The Clinical Presentation of Command Hallucinations in a Forensic Population
Rogers, R., J.R. Gillis, R.E. Turner, and T. Frise-Smith. American Journal of Psychiatry, 1990, 147: 1304-1307.
In a forensic population, patients with command hallucinations (N = 25) were compared to two groups of psychotic patients: those with noncommand hallucinations (N = 24) and those without hallucinations (N = 16). The three groups did not differ in overall impairment as measured by the Global Assessment Scale and the Social Behavior Rating Schedule. However, the group with command hallucinations differed in the content of their hallucinations (more aggression, dependency, and self-punishment themes), and nearly one-half did not report or denied their command hallucinations to the assessment team. Many patients (N = 11, 44%) reported that they frequently responded to hallucinatory commands with unquestioning obedience.

Relation Between Command Hallucinations and Dangerous Behavior
Rudnick, A. Journal of the American Academy of Psychiatry and the Law, 1999, 27: 252-257.
This article presents an updated review of studies on the relation between command hallucinations and dangerous behavior. The author reviewed all studies published between 1966 and 1997 according to MEDLINE and between 1974 and 1997 according to PSYCLIT. Forty-one studies were found, of which 82.9 percent dealt with the relation between command hallucinations and dangerous behavior. Of these studies, 32.3 percent were controlled, and they were grouped into three partially overlapping classes: those concerned with violent behavior, those concerned with suicidal behavior, and those concerned with mediating variables. Most of these studies agreed on the non-existence of an immediate relation between command hallucinations and dangerous (violent or suicidal) behavior. Even though the studies were divided about the existence of a relation between severity/dangerousness of command content and compliance with the commands, there was agreement about the existence of a direct relation between compliance with commands and both benevolence and familiarity of commanding voice. It seems that the research and knowledge available to date on this subject is both scant and methodologically weak. Future study should probably concentrate on mediating factors, such as appraisal and coping attitudes and behaviors.

Command Hallucinations in Outpatients with Schizophrenia
Zisook, S., D. Byrd, J. Kuck, D.V. Jeste. Journal of Clinical Psychiatry, Oct. 1995, 56 (10): 462-5.
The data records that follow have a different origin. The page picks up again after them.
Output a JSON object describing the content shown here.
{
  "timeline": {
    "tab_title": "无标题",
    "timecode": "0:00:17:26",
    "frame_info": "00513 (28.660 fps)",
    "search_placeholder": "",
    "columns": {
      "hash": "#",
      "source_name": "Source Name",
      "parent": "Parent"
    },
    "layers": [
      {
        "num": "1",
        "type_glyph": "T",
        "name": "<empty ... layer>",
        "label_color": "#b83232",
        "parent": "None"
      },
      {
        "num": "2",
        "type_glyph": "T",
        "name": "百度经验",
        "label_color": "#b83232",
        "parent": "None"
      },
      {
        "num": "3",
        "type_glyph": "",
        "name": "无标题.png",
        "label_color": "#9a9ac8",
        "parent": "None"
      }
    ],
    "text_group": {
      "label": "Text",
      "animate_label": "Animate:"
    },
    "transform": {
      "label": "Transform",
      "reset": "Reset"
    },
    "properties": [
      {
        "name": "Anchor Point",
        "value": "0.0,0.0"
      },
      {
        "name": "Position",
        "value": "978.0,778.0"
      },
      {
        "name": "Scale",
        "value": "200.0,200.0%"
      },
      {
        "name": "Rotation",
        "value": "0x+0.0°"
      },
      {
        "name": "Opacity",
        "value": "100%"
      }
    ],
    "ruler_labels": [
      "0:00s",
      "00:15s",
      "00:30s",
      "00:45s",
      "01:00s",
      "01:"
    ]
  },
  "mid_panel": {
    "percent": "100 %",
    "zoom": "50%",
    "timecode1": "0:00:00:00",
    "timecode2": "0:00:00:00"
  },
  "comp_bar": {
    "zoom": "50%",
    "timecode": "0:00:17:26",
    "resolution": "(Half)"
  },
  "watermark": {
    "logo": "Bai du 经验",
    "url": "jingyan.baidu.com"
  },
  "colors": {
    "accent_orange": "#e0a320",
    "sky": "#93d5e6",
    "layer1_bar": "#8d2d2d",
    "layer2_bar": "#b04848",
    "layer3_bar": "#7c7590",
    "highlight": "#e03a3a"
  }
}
BACKGROUND: The presence of command hallucinations in individuals with schizophrenia may result in an increase in clinical monitoring to reduce the perceived risk of violent behavior. However, the issue of whether command hallucinations hold any clinical relevance in relatively stable outpatient samples has not been established. METHOD: The clinical and research records of individuals with schizophrenia who participated in outpatient research protocols at the University of California, San Diego were reviewed for the presence of command hallucinations. Information on clinical characteristics was collected in a detailed chart review from 106 patient records. RESULTS: Command hallucinations were reported by one half of all patients with auditory hallucinations, and these hallucinations often were violent in content. Yet, in over a third of the patients, these hallucinations had not been documented in their clinical charts, but instead were uncovered during a secondary source review. Patients with command hallucinations generally did not differ on prognostic or clinical course variables. However, the 2 patients who committed suicide during the study were patients with command hallucinations. CONCLUSION: Although command hallucinations may be more frequent than clinicians generally note, in most cases they have minimal influence on the outcome of schizophrenia. However, in outpatients with schizophrenia who have a history of suicide attempts, suicidal command hallucinations should be taken seriously.